The villain of the piece, Peter, is too stupid to be the villain of the piece. Growing up in the shadow of an outsized, legendary father, he is confounded by his entitlement. He expects everyone to laugh at his jokes, applaud his genitalia and regard his plans as divine, and whenever this does not happen—partially because his wife is smarter than him—he can’t process it. He genuinely does not know better. Hoult strikes a miraculous balance between haplessness and savagery, making Peter not only cruel but romantic. He frequently does the unforgivable, yet his naïveté is too pure for us to scorn him entirely.
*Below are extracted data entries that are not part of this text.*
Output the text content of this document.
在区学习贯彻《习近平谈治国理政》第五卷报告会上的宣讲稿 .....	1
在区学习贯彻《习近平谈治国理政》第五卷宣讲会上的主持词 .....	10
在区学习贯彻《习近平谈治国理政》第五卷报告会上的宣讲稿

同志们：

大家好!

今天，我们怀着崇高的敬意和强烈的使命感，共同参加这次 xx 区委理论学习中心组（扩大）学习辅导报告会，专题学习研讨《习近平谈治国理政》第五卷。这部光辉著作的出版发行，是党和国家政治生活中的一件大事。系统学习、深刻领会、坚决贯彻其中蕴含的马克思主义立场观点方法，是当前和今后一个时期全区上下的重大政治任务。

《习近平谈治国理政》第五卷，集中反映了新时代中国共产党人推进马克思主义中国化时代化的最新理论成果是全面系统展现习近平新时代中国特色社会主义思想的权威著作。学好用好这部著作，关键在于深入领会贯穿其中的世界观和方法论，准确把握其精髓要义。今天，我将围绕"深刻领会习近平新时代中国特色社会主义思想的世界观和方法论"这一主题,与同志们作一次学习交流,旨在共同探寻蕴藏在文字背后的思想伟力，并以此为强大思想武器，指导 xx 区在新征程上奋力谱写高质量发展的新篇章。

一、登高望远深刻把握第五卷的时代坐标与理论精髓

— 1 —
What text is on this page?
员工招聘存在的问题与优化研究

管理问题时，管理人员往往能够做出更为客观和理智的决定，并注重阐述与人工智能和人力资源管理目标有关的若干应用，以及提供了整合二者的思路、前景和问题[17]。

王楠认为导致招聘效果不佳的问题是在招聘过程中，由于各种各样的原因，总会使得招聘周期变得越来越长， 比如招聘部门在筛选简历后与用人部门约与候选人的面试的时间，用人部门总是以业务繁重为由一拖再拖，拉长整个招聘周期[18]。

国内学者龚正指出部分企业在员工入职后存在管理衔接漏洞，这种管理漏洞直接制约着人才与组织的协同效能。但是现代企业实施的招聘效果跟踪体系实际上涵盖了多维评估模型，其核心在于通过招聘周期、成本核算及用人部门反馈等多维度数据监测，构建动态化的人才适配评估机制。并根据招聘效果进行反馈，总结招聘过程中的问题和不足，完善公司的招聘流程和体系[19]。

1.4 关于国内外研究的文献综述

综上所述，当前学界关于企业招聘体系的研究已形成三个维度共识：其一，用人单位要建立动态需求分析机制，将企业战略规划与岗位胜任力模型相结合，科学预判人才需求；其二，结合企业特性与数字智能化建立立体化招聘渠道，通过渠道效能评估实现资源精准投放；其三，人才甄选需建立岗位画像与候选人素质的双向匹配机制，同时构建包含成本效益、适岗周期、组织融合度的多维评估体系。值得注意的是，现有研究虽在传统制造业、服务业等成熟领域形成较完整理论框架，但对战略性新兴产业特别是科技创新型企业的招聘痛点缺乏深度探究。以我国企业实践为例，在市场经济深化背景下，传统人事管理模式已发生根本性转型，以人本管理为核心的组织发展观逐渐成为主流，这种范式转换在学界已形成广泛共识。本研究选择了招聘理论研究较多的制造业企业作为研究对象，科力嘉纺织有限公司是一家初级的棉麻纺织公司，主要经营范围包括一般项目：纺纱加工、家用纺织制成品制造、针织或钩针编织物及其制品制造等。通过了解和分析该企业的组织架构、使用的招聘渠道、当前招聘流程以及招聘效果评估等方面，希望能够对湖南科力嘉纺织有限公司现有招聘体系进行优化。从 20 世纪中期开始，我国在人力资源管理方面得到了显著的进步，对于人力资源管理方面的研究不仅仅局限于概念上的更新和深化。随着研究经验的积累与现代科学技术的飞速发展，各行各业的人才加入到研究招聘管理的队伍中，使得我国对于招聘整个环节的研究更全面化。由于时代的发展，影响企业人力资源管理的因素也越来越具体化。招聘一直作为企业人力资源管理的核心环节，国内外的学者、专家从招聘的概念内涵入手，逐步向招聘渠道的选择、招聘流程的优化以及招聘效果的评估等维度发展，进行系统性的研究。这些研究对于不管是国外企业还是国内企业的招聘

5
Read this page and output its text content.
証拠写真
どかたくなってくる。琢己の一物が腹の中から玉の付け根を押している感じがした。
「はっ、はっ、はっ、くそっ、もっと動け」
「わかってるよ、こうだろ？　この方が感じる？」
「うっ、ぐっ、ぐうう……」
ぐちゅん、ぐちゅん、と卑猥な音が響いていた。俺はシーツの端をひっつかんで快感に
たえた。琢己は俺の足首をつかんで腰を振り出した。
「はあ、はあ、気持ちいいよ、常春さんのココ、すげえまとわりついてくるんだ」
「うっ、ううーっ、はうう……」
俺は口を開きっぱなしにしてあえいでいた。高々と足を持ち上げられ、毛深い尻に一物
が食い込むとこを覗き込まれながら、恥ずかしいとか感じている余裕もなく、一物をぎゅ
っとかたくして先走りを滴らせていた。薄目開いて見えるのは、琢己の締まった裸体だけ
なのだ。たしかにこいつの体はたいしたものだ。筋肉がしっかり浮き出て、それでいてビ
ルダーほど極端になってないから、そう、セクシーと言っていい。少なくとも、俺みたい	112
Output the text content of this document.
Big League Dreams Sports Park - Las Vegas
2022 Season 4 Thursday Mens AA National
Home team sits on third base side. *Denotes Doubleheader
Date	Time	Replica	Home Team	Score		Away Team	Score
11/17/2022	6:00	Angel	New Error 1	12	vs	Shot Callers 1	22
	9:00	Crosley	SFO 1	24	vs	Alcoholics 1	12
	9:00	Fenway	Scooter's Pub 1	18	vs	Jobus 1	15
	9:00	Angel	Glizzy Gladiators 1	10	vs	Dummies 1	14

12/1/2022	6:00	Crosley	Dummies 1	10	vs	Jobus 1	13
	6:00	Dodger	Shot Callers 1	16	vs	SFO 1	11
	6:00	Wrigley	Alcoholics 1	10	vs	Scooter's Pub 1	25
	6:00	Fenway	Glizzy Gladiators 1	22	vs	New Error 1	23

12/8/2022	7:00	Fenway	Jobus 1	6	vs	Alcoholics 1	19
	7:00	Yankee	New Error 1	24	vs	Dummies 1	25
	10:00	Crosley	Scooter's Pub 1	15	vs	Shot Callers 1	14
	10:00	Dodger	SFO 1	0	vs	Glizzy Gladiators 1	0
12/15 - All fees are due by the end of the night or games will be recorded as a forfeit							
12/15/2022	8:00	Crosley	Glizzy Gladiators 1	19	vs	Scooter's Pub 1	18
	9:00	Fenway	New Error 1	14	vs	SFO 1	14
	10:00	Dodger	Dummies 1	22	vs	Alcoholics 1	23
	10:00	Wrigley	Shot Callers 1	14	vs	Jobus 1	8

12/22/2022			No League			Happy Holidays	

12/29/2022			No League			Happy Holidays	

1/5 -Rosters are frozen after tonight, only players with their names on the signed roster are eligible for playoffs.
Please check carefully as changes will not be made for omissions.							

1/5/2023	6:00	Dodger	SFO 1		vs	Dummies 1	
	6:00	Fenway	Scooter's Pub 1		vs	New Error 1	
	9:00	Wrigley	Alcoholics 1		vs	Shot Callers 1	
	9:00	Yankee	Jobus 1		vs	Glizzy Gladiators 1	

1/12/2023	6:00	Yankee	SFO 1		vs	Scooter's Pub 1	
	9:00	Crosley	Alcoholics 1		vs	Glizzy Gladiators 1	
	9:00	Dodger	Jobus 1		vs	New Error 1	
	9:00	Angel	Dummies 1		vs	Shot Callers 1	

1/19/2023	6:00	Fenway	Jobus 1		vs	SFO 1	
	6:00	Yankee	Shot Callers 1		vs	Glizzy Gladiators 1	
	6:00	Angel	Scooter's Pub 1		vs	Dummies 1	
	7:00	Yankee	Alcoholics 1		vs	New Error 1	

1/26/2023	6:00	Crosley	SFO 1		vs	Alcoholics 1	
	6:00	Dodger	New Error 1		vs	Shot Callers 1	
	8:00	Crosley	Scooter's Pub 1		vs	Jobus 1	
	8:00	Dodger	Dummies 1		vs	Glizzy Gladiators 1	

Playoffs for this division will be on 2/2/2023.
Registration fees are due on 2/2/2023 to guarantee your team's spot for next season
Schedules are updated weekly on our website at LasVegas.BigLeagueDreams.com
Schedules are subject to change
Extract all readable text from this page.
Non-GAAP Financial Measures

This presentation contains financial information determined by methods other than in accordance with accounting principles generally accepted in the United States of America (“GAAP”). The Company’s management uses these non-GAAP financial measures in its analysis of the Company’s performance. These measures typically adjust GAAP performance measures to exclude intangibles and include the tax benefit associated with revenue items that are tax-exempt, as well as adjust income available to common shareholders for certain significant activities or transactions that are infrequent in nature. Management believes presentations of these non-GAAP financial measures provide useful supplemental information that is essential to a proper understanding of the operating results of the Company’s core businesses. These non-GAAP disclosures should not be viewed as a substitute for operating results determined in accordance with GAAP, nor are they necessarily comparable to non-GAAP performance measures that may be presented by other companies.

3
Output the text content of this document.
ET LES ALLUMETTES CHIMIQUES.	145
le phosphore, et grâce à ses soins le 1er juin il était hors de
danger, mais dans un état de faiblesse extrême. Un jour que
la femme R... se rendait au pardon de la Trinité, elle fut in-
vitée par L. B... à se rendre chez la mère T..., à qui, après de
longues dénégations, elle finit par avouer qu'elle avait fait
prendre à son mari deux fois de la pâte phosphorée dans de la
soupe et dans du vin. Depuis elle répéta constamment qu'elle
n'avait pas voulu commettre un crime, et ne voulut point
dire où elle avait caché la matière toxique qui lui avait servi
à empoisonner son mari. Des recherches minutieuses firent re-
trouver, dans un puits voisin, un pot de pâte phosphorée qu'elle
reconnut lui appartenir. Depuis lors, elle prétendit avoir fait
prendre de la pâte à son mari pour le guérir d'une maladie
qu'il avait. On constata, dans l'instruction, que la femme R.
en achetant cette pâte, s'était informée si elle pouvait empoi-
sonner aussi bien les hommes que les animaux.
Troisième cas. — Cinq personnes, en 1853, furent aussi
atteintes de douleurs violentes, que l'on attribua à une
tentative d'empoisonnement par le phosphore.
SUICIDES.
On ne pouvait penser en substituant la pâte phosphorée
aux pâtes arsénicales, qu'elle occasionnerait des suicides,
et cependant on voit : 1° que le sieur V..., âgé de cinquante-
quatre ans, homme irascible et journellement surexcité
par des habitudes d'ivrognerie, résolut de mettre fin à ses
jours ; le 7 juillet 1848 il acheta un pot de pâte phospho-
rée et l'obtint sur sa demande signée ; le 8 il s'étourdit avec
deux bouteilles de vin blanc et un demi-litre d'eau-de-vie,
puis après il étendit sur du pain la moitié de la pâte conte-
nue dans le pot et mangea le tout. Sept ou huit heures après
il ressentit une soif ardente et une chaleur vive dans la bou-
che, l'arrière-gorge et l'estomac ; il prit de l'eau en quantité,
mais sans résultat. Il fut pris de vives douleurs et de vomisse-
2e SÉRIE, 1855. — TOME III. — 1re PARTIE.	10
Maddening.

Despite the name bestowed on Peter’s father, it is his wife who is The Great. That is an epithet she earns, and the show gives us an imagined peek into the malevolence and machinations she must summon along the way. Conquest is messy business, nasty enough to remind us that greatness is not for all to aspire toward, that the great are never content—and vice versa.

One of my favourite facts about Catherine The Great is that she did, impossibly enough, invent the roller-coaster. This is shown in an episode and appears to be one of the show’s most fanciful moments, but it is true: she added wheels and grooved tracks to sleds, and eventually even installed a roller-coaster at her summer palace. History is stranger than fiction. It almost invites embellishment. For the record, there’s nothing wrong with making stuff up—as long as you leave the real books alone.

Streaming Tip Of The Week:

Older, wrinklier and more vulnerable, comedian John Mulaney returns to the stand-up stage with Baby J (Netflix). The show works because, despite all the confession and soul-baring, Mulaney is still brutally funny.